Fix flake8 errors (there remains some error due to unused imports in metric_learn/__init__.py, but I guess these are needed right ?) And also inverse_covariance.quic is imported but unused, but this is normal since it's just to define the variable HAS_SKGGM. I don't know if there's another way to bypass this. Here is the log of flake8 after the fixes:

./test/metric_learn_test.py:17:3: F401 'inverse_covariance.quic' imported but unused
./metric_learn/__init__.py:3:1: F401 '.constraints.Constraints' imported but unused
./metric_learn/__init__.py:4:1: F401 '.covariance.Covariance' imported but unused
./metric_learn/__init__.py:5:1: F401 '.itml.ITML' imported but unused
./metric_learn/__init__.py:5:1: F401 '.itml.ITML_Supervised' imported but unused
./metric_learn/__init__.py:6:1: F401 '.lmnn.LMNN' imported but unused
./metric_learn/__init__.py:7:1: F401 '.lsml.LSML' imported but unused
./metric_learn/__init__.py:7:1: F401 '.lsml.LSML_Supervised' imported but unused
./metric_learn/__init__.py:8:1: F401 '.sdml.SDML_Supervised' imported but unused
./metric_learn/__init__.py:8:1: F401 '.sdml.SDML' imported but unused
./metric_learn/__init__.py:9:1: F401 '.nca.NCA' imported but unused
./metric_learn/__init__.py:10:1: F401 '.lfda.LFDA' imported but unused
./metric_learn/__init__.py:11:1: F401 '.rca.RCA' imported but unused
./metric_learn/__init__.py:11:1: F401 '.rca.RCA_Supervised' imported but unused
./metric_learn/__init__.py:12:1: F401 '.mlkr.MLKR' imported but unused
./metric_learn/__init__.py:13:1: F401 '.mmc.MMC_Supervised' imported but unused
./metric_learn/__init__.py:13:1: F401 '.mmc.MMC' imported but unused
./metric_learn/__init__.py:15:1: F401 '._version.__version__' imported but unused

Note that I ignored some errors (E111 (indentation is not a multiple of four),E114 (indentation is not a multiple of four (comment)))

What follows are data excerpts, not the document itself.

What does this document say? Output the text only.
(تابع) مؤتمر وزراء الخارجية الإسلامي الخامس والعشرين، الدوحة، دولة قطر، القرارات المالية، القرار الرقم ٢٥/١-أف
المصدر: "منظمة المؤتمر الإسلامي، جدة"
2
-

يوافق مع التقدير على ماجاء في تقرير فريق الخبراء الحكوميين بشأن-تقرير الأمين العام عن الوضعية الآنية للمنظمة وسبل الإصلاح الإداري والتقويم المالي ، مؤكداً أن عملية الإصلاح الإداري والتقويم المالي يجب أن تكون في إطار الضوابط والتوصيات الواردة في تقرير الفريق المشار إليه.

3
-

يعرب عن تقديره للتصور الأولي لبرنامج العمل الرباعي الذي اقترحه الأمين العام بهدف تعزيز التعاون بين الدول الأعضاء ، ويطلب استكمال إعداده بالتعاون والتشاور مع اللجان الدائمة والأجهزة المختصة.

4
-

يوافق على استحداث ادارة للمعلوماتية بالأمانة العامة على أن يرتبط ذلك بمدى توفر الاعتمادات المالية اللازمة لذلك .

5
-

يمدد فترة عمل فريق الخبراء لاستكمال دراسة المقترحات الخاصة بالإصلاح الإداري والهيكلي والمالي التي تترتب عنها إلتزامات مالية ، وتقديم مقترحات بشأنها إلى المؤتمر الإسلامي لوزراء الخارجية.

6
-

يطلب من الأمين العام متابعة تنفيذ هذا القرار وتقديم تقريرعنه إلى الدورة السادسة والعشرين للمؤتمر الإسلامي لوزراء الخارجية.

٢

Put Python 3.7 in the CI tests

Mostly: - blank spaces (missing or to be removed) - lines too long - unused variables or imports - bad indentation

wdevazelhes · 2019-07-26T08:44:47Z

test/test_fit_transform.py

@@ -1,4 +1,3 @@
-import pytest


I checked and the tests are run even if I remove this line

wdevazelhes · 2019-07-26T08:53:05Z

.travis.yml

-    else
-        pip install scikit-learn==0.20.3;
-    fi
+  - pip install wheel cython numpy scipy codecov pytest-cov scikit-learn


I think now for python versions that are not supported by scikit-learn 0.21 and up, pip will now automatically install the V0.20.3. Let's see if it works

wdevazelhes · 2019-07-26T09:48:25Z

I think the coverage failed because sometimes I broke some too long lines, adding lines of code but not increasing coverage. I think the coverage is still high so we should be able to merge

bellet · 2019-07-27T15:24:06Z

About the imports in init, using __all__ as suggested in the thread below should solve the problem
https://stackoverflow.com/questions/31079047/python-pep8-class-in-init-imported-but-not-used

bellet · 2019-07-27T15:35:30Z

For the skggm import, a hacky workaround could be to add an assert(quic) ;-)

bellet

Otherwise nice job on the pep8 corrections

wdevazelhes · 2019-07-28T19:54:48Z

Thanks @bellet, I just addressed your comments

wdevazelhes · 2019-07-28T20:17:14Z

I also tried to add an automatic flake8 check that will be run on the whole code after each PR (last commit), now that it's all compliant it's possible to do that and not bother about doing it just on the diff
Let's see if it works

bellet · 2019-07-28T22:08:15Z

I think there is a syntax problem with the if statement in bash for string comparison. You are missing the double square brackets [[

wdevazelhes · 2019-07-29T07:06:14Z

I think there is a syntax problem with the if statement in bash for string comparison. You are missing the double square brackets [[

That's right, it should work now

wdevazelhes · 2019-07-29T07:29:55Z

I just realized I was using an old flake8 so in fact there are some flake8 errors that are not solved, which explains the new fail
I'll fix them too

wdevazelhes · 2019-07-29T08:12:34Z

I just updated the list of errors, removing W504, because it makes impossible situations when activated at the same time as W503 (see this for instance https://gitlab.com/pycqa/flake8/issues/466, also note that scikit-learn has disabled it (see https://github.com/scikit-learn/scikit-learn/blob/4cf4e6e519189c8969f5820ebbca388cf87bf0cb/setup.cfg#L29))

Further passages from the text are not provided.